Brazil has extended its import duty suspension on soy, corn, soybean meal and soybean oil, until the end of the year, as the country seeks to slow inflation driven by rising global commodities prices.
The Gro Brazil Food Price Index, whose real-time values will be made available to our customers in the coming weeks, is up 46% year-on-year.
In October 2020, Brazil announced that it would suspend the import tariffs on corn, soybeans, soy meal, and soy oil from countries outside the Mercosur trade bloc in an effort to help reduce food prices. In the first three months of 2021, Brazil imported 211,846 tonnes of soybeans, and 680,821 tonnes of corn, double the corresponding period last year.
A suspension of tariffs until year-end implies that imports from outside the Mercosur region will be needed to fill the supply gap until the 2021 harvest, which could benefit US producers. Tight US supplies place great emphasis on the 2021 corn and soybean growing season in the US. Gro’s corn and soybean yield models for the US provide daily updates of yield estimates once the growing season begins.

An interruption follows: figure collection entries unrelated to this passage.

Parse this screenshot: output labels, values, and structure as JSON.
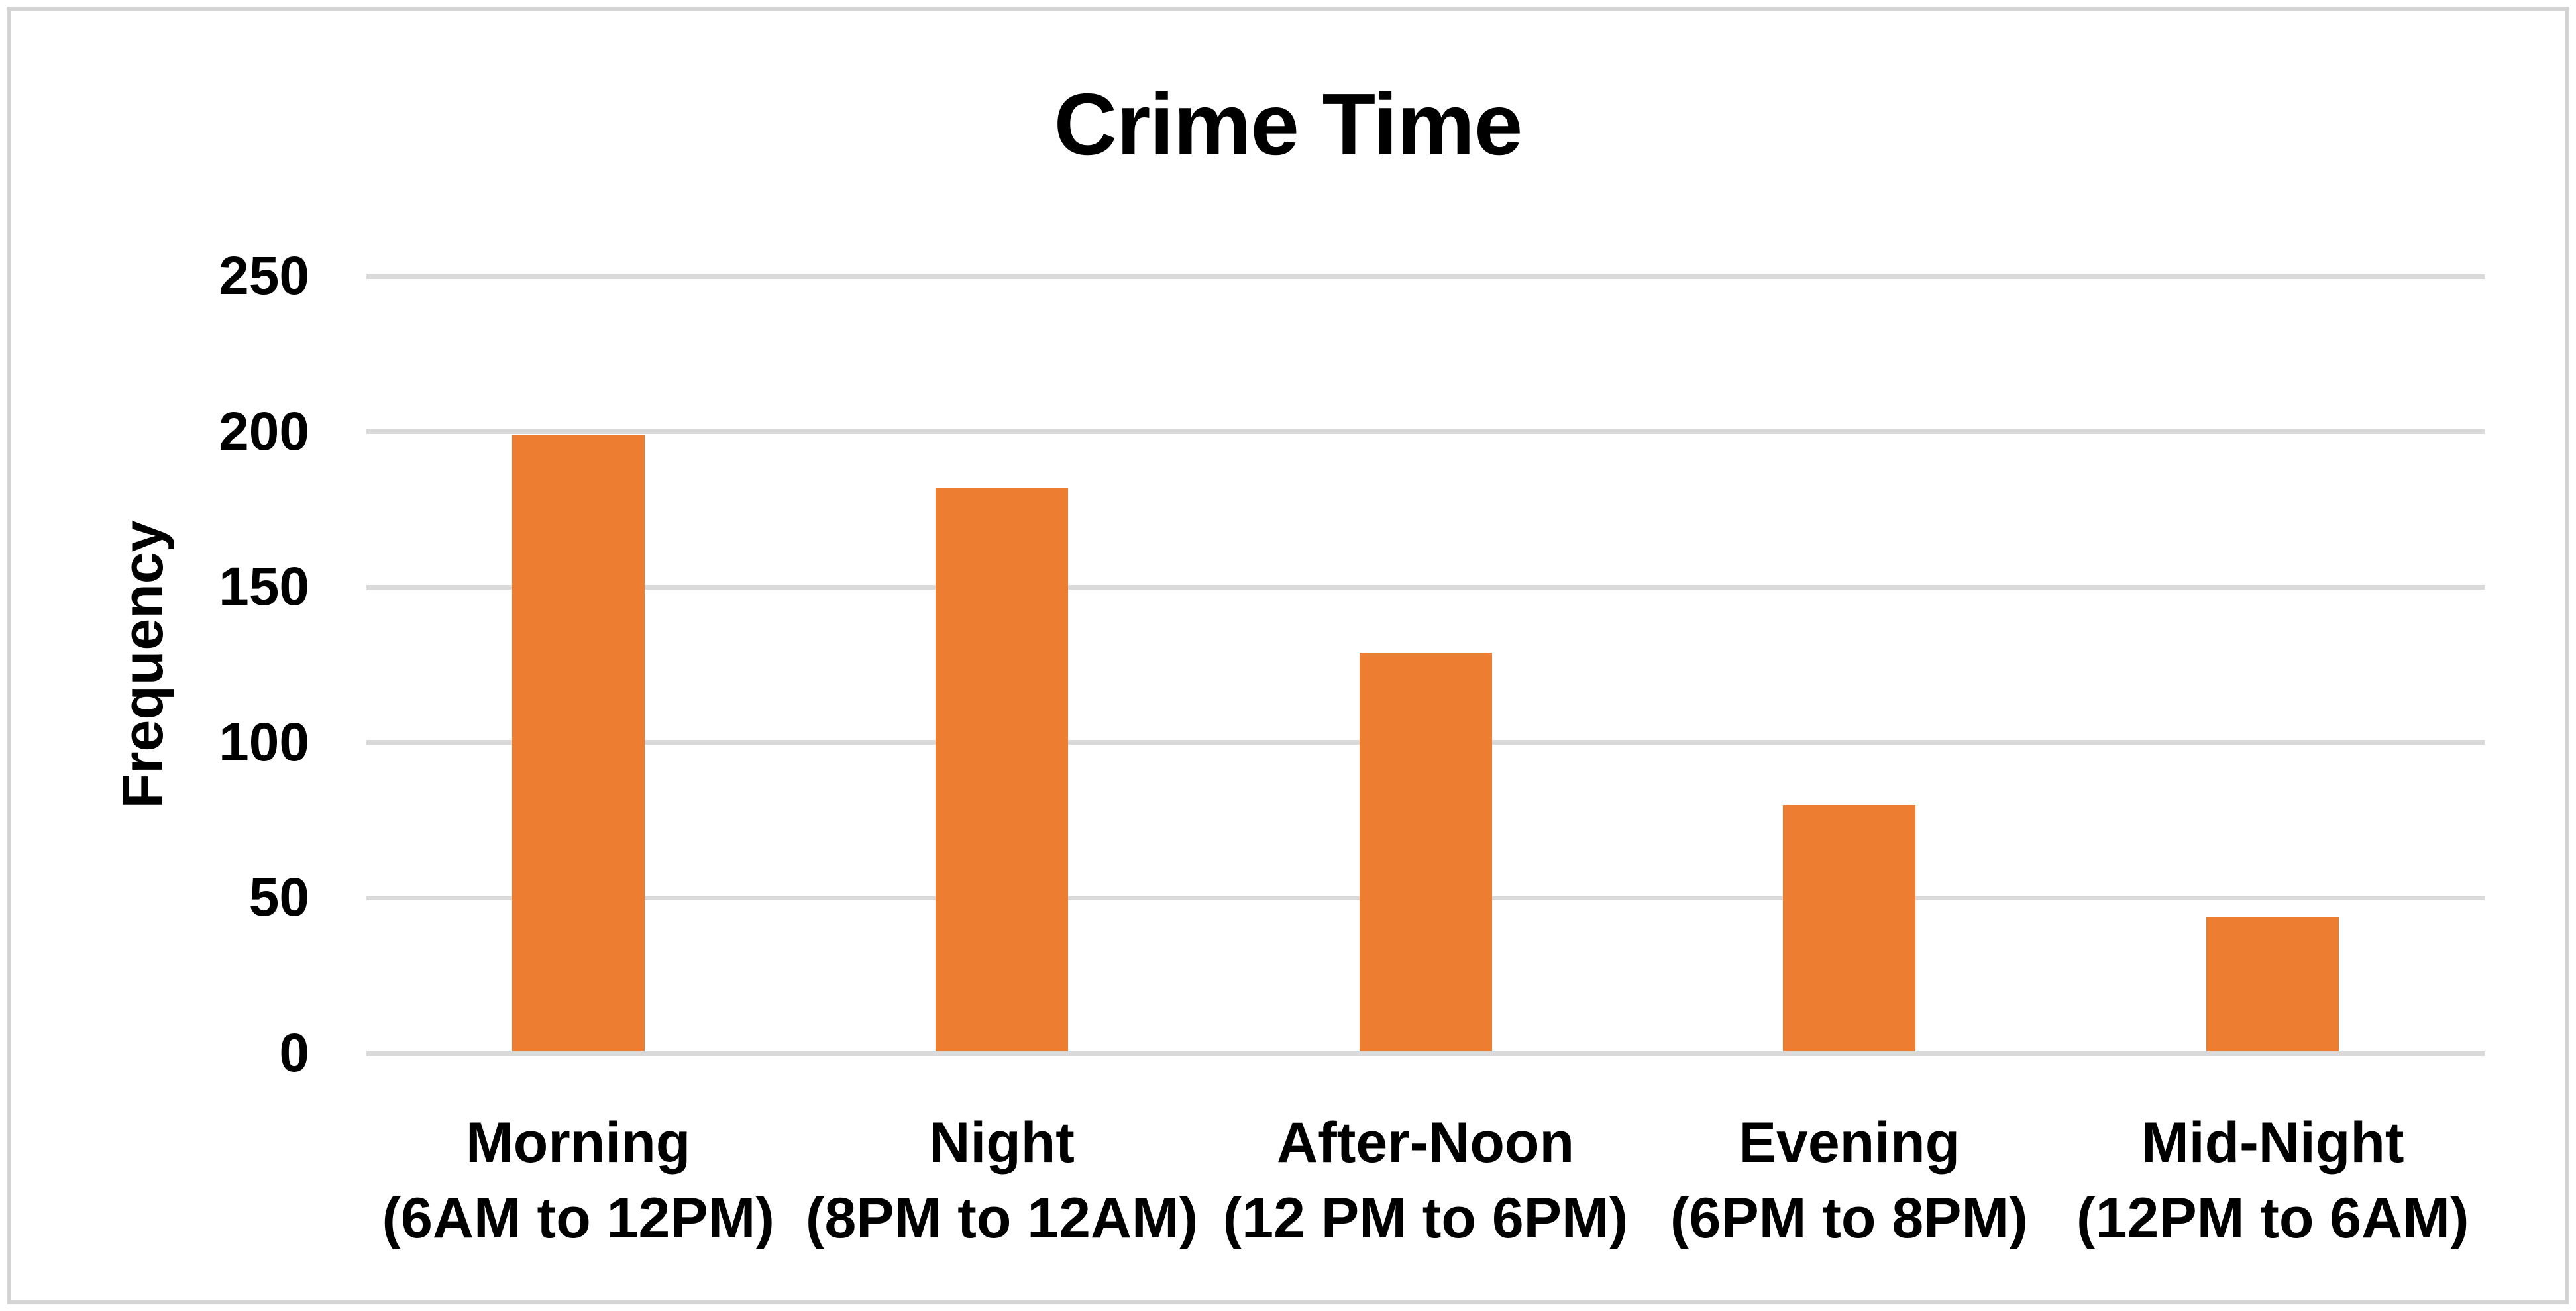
{
  "chart_data": {
    "type": "bar",
    "title": "Crime Time",
    "ylabel": "Frequency",
    "xlabel": "",
    "ylim": [
      0,
      250
    ],
    "ytick_interval": 50,
    "yticks": [
      0,
      50,
      100,
      150,
      200,
      250
    ],
    "grid": true,
    "legend": false,
    "categories": [
      {
        "name": "Morning",
        "time_range": "(6AM to 12PM)"
      },
      {
        "name": "Night",
        "time_range": "(8PM to 12AM)"
      },
      {
        "name": "After-Noon",
        "time_range": "(12 PM to 6PM)"
      },
      {
        "name": "Evening",
        "time_range": "(6PM to 8PM)"
      },
      {
        "name": "Mid-Night",
        "time_range": "(12PM to 6AM)"
      }
    ],
    "values": [
      199,
      182,
      129,
      80,
      44
    ],
    "colors": {
      "bar": "#ED7D31",
      "gridline": "#D9D9D9",
      "axis_line": "#D9D9D9",
      "text": "#000000",
      "frame_border": "#D5D5D5",
      "background": "#FFFFFF"
    }
  }
}
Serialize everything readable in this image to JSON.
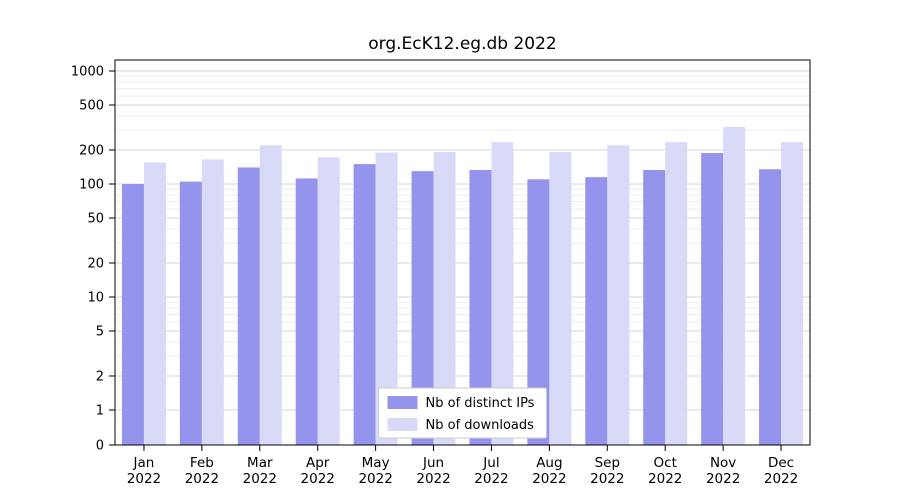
{
  "title": "org.EcK12.eg.db 2022",
  "chart_data": {
    "type": "bar",
    "scale": "log",
    "title": "org.EcK12.eg.db 2022",
    "categories": [
      "Jan",
      "Feb",
      "Mar",
      "Apr",
      "May",
      "Jun",
      "Jul",
      "Aug",
      "Sep",
      "Oct",
      "Nov",
      "Dec"
    ],
    "year_label": "2022",
    "series": [
      {
        "name": "Nb of distinct IPs",
        "color": "#9494ec",
        "values": [
          100,
          105,
          140,
          112,
          150,
          130,
          133,
          110,
          115,
          133,
          188,
          135
        ]
      },
      {
        "name": "Nb of downloads",
        "color": "#d9d9f8",
        "values": [
          155,
          165,
          220,
          172,
          190,
          192,
          235,
          192,
          220,
          235,
          320,
          235
        ]
      }
    ],
    "yticks": [
      0,
      1,
      2,
      5,
      10,
      20,
      50,
      100,
      200,
      500,
      1000
    ],
    "ylim": [
      0,
      1300
    ],
    "grid": true,
    "legend_position": "lower center",
    "legend_labels": [
      "Nb of distinct IPs",
      "Nb of downloads"
    ]
  },
  "colors": {
    "grid_minor": "#ececec",
    "grid_major": "#d6d6d6",
    "frame": "#000000",
    "background": "#ffffff",
    "legend_border": "#cccccc",
    "text": "#000000"
  }
}
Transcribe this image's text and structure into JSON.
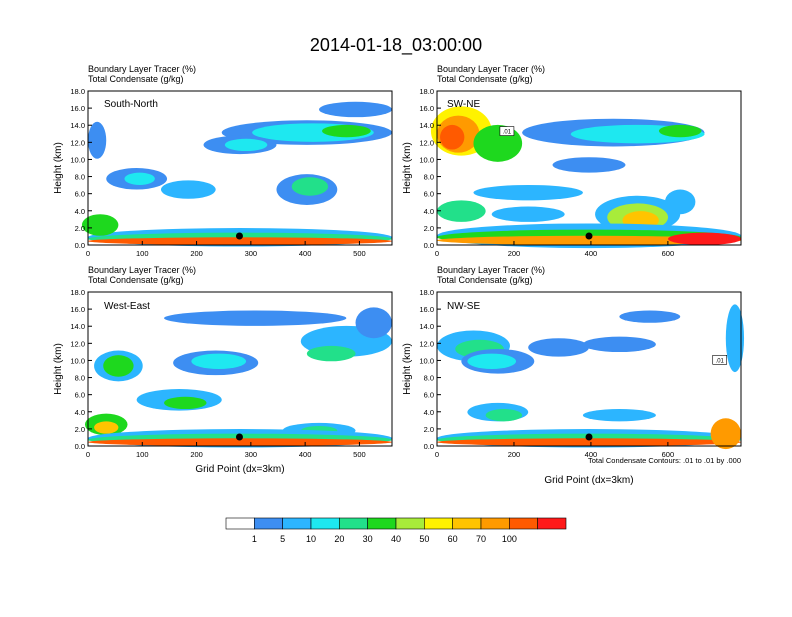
{
  "figure": {
    "title": "2014-01-18_03:00:00",
    "footnote": "Total Condensate Contours: .01 to .01 by .000"
  },
  "colors": {
    "levels": [
      "#ffffff",
      "#3d8ef2",
      "#2cb5ff",
      "#1ee8f0",
      "#22e08a",
      "#1ed81e",
      "#a8ec3a",
      "#fff200",
      "#ffc400",
      "#ff9a00",
      "#ff5a00",
      "#ff1a1a"
    ]
  },
  "chart_data": [
    {
      "type": "heatmap",
      "subtitle_line1": "Boundary Layer Tracer   (%)",
      "subtitle_line2": "Total Condensate   (g/kg)",
      "panel_label": "South-North",
      "ylabel": "Height (km)",
      "xlabel": "",
      "xlim": [
        0,
        560
      ],
      "ylim": [
        0,
        18
      ],
      "xticks": [
        "0",
        "100",
        "200",
        "300",
        "400",
        "500"
      ],
      "yticks": [
        "0.0",
        "2.0",
        "4.0",
        "6.0",
        "8.0",
        "10.0",
        "12.0",
        "14.0",
        "16.0",
        "18.0"
      ],
      "marker_x": 279,
      "contour_label": ""
    },
    {
      "type": "heatmap",
      "subtitle_line1": "Boundary Layer Tracer   (%)",
      "subtitle_line2": "Total Condensate   (g/kg)",
      "panel_label": "SW-NE",
      "ylabel": "Height (km)",
      "xlabel": "",
      "xlim": [
        0,
        790
      ],
      "ylim": [
        0,
        18
      ],
      "xticks": [
        "0",
        "200",
        "400",
        "600"
      ],
      "yticks": [
        "0.0",
        "2.0",
        "4.0",
        "6.0",
        "8.0",
        "10.0",
        "12.0",
        "14.0",
        "16.0",
        "18.0"
      ],
      "marker_x": 395,
      "contour_label": ".01"
    },
    {
      "type": "heatmap",
      "subtitle_line1": "Boundary Layer Tracer   (%)",
      "subtitle_line2": "Total Condensate   (g/kg)",
      "panel_label": "West-East",
      "ylabel": "Height (km)",
      "xlabel": "Grid Point (dx=3km)",
      "xlim": [
        0,
        560
      ],
      "ylim": [
        0,
        18
      ],
      "xticks": [
        "0",
        "100",
        "200",
        "300",
        "400",
        "500"
      ],
      "yticks": [
        "0.0",
        "2.0",
        "4.0",
        "6.0",
        "8.0",
        "10.0",
        "12.0",
        "14.0",
        "16.0",
        "18.0"
      ],
      "marker_x": 279,
      "contour_label": ""
    },
    {
      "type": "heatmap",
      "subtitle_line1": "Boundary Layer Tracer   (%)",
      "subtitle_line2": "Total Condensate   (g/kg)",
      "panel_label": "NW-SE",
      "ylabel": "Height (km)",
      "xlabel": "Grid Point (dx=3km)",
      "xlim": [
        0,
        790
      ],
      "ylim": [
        0,
        18
      ],
      "xticks": [
        "0",
        "200",
        "400",
        "600"
      ],
      "yticks": [
        "0.0",
        "2.0",
        "4.0",
        "6.0",
        "8.0",
        "10.0",
        "12.0",
        "14.0",
        "16.0",
        "18.0"
      ],
      "marker_x": 395,
      "contour_label": ".01"
    }
  ],
  "colorbar": {
    "labels": [
      "1",
      "5",
      "10",
      "20",
      "30",
      "40",
      "50",
      "60",
      "70",
      "100"
    ]
  }
}
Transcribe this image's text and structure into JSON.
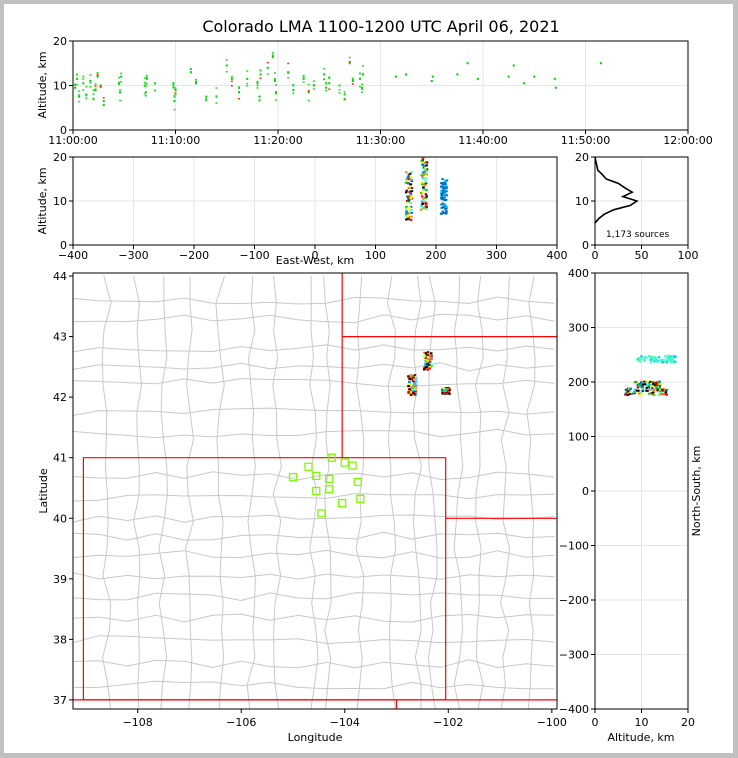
{
  "title": "Colorado LMA 1100-1200 UTC April 06, 2021",
  "chart_data": [
    {
      "type": "scatter",
      "panel": "altitude-time",
      "ylabel": "Altitude, km",
      "xlabel": "",
      "xlim": [
        "11:00:00",
        "12:00:00"
      ],
      "ylim": [
        0,
        20
      ],
      "x_tick_labels": [
        "11:00:00",
        "11:10:00",
        "11:20:00",
        "11:30:00",
        "11:40:00",
        "11:50:00",
        "12:00:00"
      ],
      "y_tick_labels": [
        "0",
        "10",
        "20"
      ],
      "grid": true,
      "points": [
        {
          "t": 0.2,
          "alt": 9.5
        },
        {
          "t": 0.4,
          "alt": 11.5
        },
        {
          "t": 0.6,
          "alt": 7.5
        },
        {
          "t": 1.0,
          "alt": 10.5
        },
        {
          "t": 1.3,
          "alt": 8.0
        },
        {
          "t": 1.7,
          "alt": 11.0
        },
        {
          "t": 2.0,
          "alt": 7.0
        },
        {
          "t": 2.2,
          "alt": 9.0
        },
        {
          "t": 2.4,
          "alt": 12.0
        },
        {
          "t": 2.7,
          "alt": 10.0
        },
        {
          "t": 3.0,
          "alt": 6.5
        },
        {
          "t": 4.5,
          "alt": 10.5
        },
        {
          "t": 4.6,
          "alt": 8.5
        },
        {
          "t": 4.7,
          "alt": 12.0
        },
        {
          "t": 7.0,
          "alt": 10.0
        },
        {
          "t": 7.1,
          "alt": 8.5
        },
        {
          "t": 7.2,
          "alt": 11.5
        },
        {
          "t": 8.0,
          "alt": 10.5
        },
        {
          "t": 9.8,
          "alt": 10.5
        },
        {
          "t": 9.9,
          "alt": 6.5
        },
        {
          "t": 10.0,
          "alt": 9.0
        },
        {
          "t": 11.5,
          "alt": 13.0
        },
        {
          "t": 12.0,
          "alt": 10.5
        },
        {
          "t": 13.0,
          "alt": 7.5
        },
        {
          "t": 14.0,
          "alt": 7.5
        },
        {
          "t": 15.0,
          "alt": 14.5
        },
        {
          "t": 15.5,
          "alt": 11.5
        },
        {
          "t": 16.2,
          "alt": 8.5
        },
        {
          "t": 17.0,
          "alt": 11.5
        },
        {
          "t": 18.0,
          "alt": 10.5
        },
        {
          "t": 18.2,
          "alt": 7.5
        },
        {
          "t": 18.3,
          "alt": 12.5
        },
        {
          "t": 19.0,
          "alt": 14.0
        },
        {
          "t": 19.5,
          "alt": 16.5
        },
        {
          "t": 19.7,
          "alt": 11.0
        },
        {
          "t": 19.8,
          "alt": 8.5
        },
        {
          "t": 21.0,
          "alt": 13.0
        },
        {
          "t": 21.5,
          "alt": 9.0
        },
        {
          "t": 22.5,
          "alt": 11.5
        },
        {
          "t": 23.0,
          "alt": 8.5
        },
        {
          "t": 23.5,
          "alt": 10.0
        },
        {
          "t": 24.5,
          "alt": 12.5
        },
        {
          "t": 24.7,
          "alt": 9.5
        },
        {
          "t": 25.0,
          "alt": 10.5
        },
        {
          "t": 26.0,
          "alt": 10.0
        },
        {
          "t": 26.5,
          "alt": 8.0
        },
        {
          "t": 27.0,
          "alt": 15.0
        },
        {
          "t": 27.3,
          "alt": 11.0
        },
        {
          "t": 28.0,
          "alt": 11.5
        },
        {
          "t": 28.2,
          "alt": 9.5
        },
        {
          "t": 28.3,
          "alt": 12.5
        },
        {
          "t": 31.5,
          "alt": 12.0
        },
        {
          "t": 32.5,
          "alt": 12.5
        },
        {
          "t": 35.0,
          "alt": 11.0
        },
        {
          "t": 35.1,
          "alt": 12.0
        },
        {
          "t": 37.5,
          "alt": 12.5
        },
        {
          "t": 38.5,
          "alt": 15.0
        },
        {
          "t": 39.5,
          "alt": 11.5
        },
        {
          "t": 42.5,
          "alt": 12.0
        },
        {
          "t": 43.0,
          "alt": 14.5
        },
        {
          "t": 44.0,
          "alt": 10.5
        },
        {
          "t": 45.0,
          "alt": 12.0
        },
        {
          "t": 47.0,
          "alt": 11.5
        },
        {
          "t": 47.1,
          "alt": 9.5
        },
        {
          "t": 51.5,
          "alt": 15.0
        }
      ]
    },
    {
      "type": "scatter",
      "panel": "altitude-eastwest",
      "xlabel": "East-West, km",
      "ylabel": "Altitude, km",
      "xlim": [
        -400,
        400
      ],
      "ylim": [
        0,
        20
      ],
      "x_tick_labels": [
        "-400",
        "-300",
        "-200",
        "-100",
        "0",
        "100",
        "200",
        "300",
        "400"
      ],
      "y_tick_labels": [
        "0",
        "10",
        "20"
      ],
      "grid": true,
      "clusters": [
        {
          "x": 155,
          "alt_min": 5.5,
          "alt_max": 17.0
        },
        {
          "x": 180,
          "alt_min": 8.0,
          "alt_max": 20.0
        },
        {
          "x": 213,
          "alt_min": 7.0,
          "alt_max": 15.0
        }
      ]
    },
    {
      "type": "line",
      "panel": "altitude-histogram",
      "xlim": [
        0,
        100
      ],
      "ylim": [
        0,
        20
      ],
      "x_tick_labels": [
        "0",
        "50",
        "100"
      ],
      "y_tick_labels": [
        "0",
        "10",
        "20"
      ],
      "annotation": "1,173 sources",
      "grid": true,
      "profile": [
        {
          "alt": 5.0,
          "count": 0
        },
        {
          "alt": 6.0,
          "count": 4
        },
        {
          "alt": 7.0,
          "count": 10
        },
        {
          "alt": 8.0,
          "count": 20
        },
        {
          "alt": 9.0,
          "count": 38
        },
        {
          "alt": 10.0,
          "count": 45
        },
        {
          "alt": 11.0,
          "count": 30
        },
        {
          "alt": 12.0,
          "count": 40
        },
        {
          "alt": 13.0,
          "count": 32
        },
        {
          "alt": 14.0,
          "count": 25
        },
        {
          "alt": 15.0,
          "count": 12
        },
        {
          "alt": 16.0,
          "count": 8
        },
        {
          "alt": 17.0,
          "count": 3
        },
        {
          "alt": 18.0,
          "count": 2
        },
        {
          "alt": 19.0,
          "count": 1
        },
        {
          "alt": 20.0,
          "count": 0
        }
      ]
    },
    {
      "type": "scatter",
      "panel": "plan-view-map",
      "xlabel": "Longitude",
      "ylabel": "Latitude",
      "xlim": [
        -109.25,
        -99.9
      ],
      "ylim": [
        36.85,
        44.05
      ],
      "x_tick_labels": [
        "−108",
        "−106",
        "−104",
        "−102",
        "−100"
      ],
      "y_tick_labels": [
        "37",
        "38",
        "39",
        "40",
        "41",
        "42",
        "43",
        "44"
      ],
      "clusters": [
        {
          "lon": -102.7,
          "lat": 42.2,
          "lat_span": 0.35
        },
        {
          "lon": -102.4,
          "lat": 42.6,
          "lat_span": 0.3
        },
        {
          "lon": -102.05,
          "lat": 42.1,
          "lat_span": 0.1
        }
      ],
      "stations": [
        {
          "lon": -104.25,
          "lat": 41.0
        },
        {
          "lon": -104.7,
          "lat": 40.85
        },
        {
          "lon": -104.0,
          "lat": 40.92
        },
        {
          "lon": -103.85,
          "lat": 40.87
        },
        {
          "lon": -105.0,
          "lat": 40.68
        },
        {
          "lon": -104.55,
          "lat": 40.7
        },
        {
          "lon": -104.3,
          "lat": 40.65
        },
        {
          "lon": -103.75,
          "lat": 40.6
        },
        {
          "lon": -104.55,
          "lat": 40.45
        },
        {
          "lon": -104.3,
          "lat": 40.48
        },
        {
          "lon": -103.7,
          "lat": 40.32
        },
        {
          "lon": -104.05,
          "lat": 40.25
        },
        {
          "lon": -104.45,
          "lat": 40.08
        }
      ]
    },
    {
      "type": "scatter",
      "panel": "northsouth-altitude",
      "xlabel": "Altitude, km",
      "ylabel": "North-South, km",
      "xlim": [
        0,
        20
      ],
      "ylim": [
        -400,
        400
      ],
      "x_tick_labels": [
        "0",
        "10",
        "20"
      ],
      "y_tick_labels": [
        "−400",
        "−300",
        "−200",
        "−100",
        "0",
        "100",
        "200",
        "300",
        "400"
      ],
      "grid": true,
      "clusters": [
        {
          "ns": 182,
          "alt_min": 6.5,
          "alt_max": 15.5
        },
        {
          "ns": 195,
          "alt_min": 8.5,
          "alt_max": 14.0
        },
        {
          "ns": 242,
          "alt_min": 9.0,
          "alt_max": 17.5
        }
      ]
    }
  ],
  "colors": {
    "state_border": "#ff0000",
    "county_border": "#c8c8c8",
    "station": "#7cfc00",
    "grid": "#e6e6e6"
  }
}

Grain and oilseed prices in Brazil continue to rise due to strong export demand and the continued devaluation of the real against the US dollar. Additional upward pressure on corn prices are due to heightened domestic demand and concerns regarding the country’s safrinha crop (second corn planting). Follow Gro’s Brazil Corn Yield Forecast Model for daily updates of corn yield estimates at the district, province, and national levels.
Brazil’s actions are the latest effort by a national government to curb domestic food inflation. While other countries have tried to slow outflows of agricultural commodities to ease domestic price pressures, Brazil is attempting to encourage inflows.